Rep. Charles Rangel, D-N.Y., chairman of the House Ways and Means Committee, has introduced a bill aimed at repealing the alternative minimum tax and cutting the top corporate tax rate while raising taxes in other areas, including on the salaries of hedge fund and private equity fund managers.

The $1 trillion plan would reduce the top corporate tax rate from 35 percent to 30.5 percent. Rangel does not expect the legislation, known as the Tax Reduction and Reform Act of 2007, to be voted on until next year, but he hopes to soon pass a stopgap measure to keep the AMT from spreading to 21 million more American taxpayers this year.

Rangel anticipates the legislation would bring a net tax reduction to nearly all families with less than $500,000 in income. Married couples filing jointly would be able to claim another $850 on their standard deduction under the plan, and individual taxpayers would be able to claim another $425. More lower-income taxpayers would qualify for the Earned Income Tax Credit, and the refundable child credit would increase. "We have attempted to restore equity and fairness to the system," he said.

Permanently repealing the AMT would cost an estimated $800 billion over 10 years. To help offset that, Rangel has proposed a $48 billion tax increase on executives of hedge funds and private equity firms. Private equity firm managers would no longer have their incomes taxed at lower capital gains rates as carried interest, nor could hedge fund managers use offshore tax havens to defer taxes paid for investment services.

Rangel also wants to apply a "replacement tax" of 4.6 percent on income over $500,000 for couples, or $250,000 for single taxpayers. The bill would limit itemized deductions for wealthy individuals and phase out deductions for personal exemptions.

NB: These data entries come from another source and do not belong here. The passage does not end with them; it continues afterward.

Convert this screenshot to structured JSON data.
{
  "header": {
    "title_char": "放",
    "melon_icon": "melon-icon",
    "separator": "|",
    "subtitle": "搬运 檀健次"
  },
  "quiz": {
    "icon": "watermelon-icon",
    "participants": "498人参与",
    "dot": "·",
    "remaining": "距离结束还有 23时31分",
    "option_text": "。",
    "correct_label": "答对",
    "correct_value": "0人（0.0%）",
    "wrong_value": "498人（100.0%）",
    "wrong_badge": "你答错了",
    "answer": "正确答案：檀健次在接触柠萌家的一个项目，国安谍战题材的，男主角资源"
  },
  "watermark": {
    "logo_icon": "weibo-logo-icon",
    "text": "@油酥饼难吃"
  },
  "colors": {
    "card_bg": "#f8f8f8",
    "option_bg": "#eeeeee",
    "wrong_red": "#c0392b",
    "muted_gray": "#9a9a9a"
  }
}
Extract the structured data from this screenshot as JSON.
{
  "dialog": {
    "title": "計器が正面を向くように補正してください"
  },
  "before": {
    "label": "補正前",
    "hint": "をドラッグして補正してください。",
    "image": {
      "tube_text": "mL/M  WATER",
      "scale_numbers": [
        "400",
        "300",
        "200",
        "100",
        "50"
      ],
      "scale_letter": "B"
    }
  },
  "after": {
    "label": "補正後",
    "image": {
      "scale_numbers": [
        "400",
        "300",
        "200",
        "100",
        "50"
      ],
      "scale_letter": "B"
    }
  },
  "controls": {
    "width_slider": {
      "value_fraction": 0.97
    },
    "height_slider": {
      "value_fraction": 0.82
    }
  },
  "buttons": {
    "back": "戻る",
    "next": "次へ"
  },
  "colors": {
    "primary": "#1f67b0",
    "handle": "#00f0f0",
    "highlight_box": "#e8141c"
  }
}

Last-in-first-out methods of counting inventory would be repealed under Rangel's bill. The bill would also impose mandatory cost basis reporting on brokers trading stocks, bonds, commodities and other securities.

Jim McCrery, R-La., ranking Republican on the House Ways and Means Committee, said he was opposed to the proposals. While the cut in the maximum corporate tax rate may help sway some votes in Congress, Chris Edwards, director of tax policy studies at the Cato Institute, doesn't think it goes far enough. He pointed out that the average corporate tax rate in Europe is 24 percent.

"I'm increasingly of the view that the federal corporate rate should be cut substantially and the federal government wouldn't lose any money from that," he said. He believes the rate should be cut to 20 percent, not 30.5 percent, and that would encourage more companies to stop resorting to tax avoidance schemes.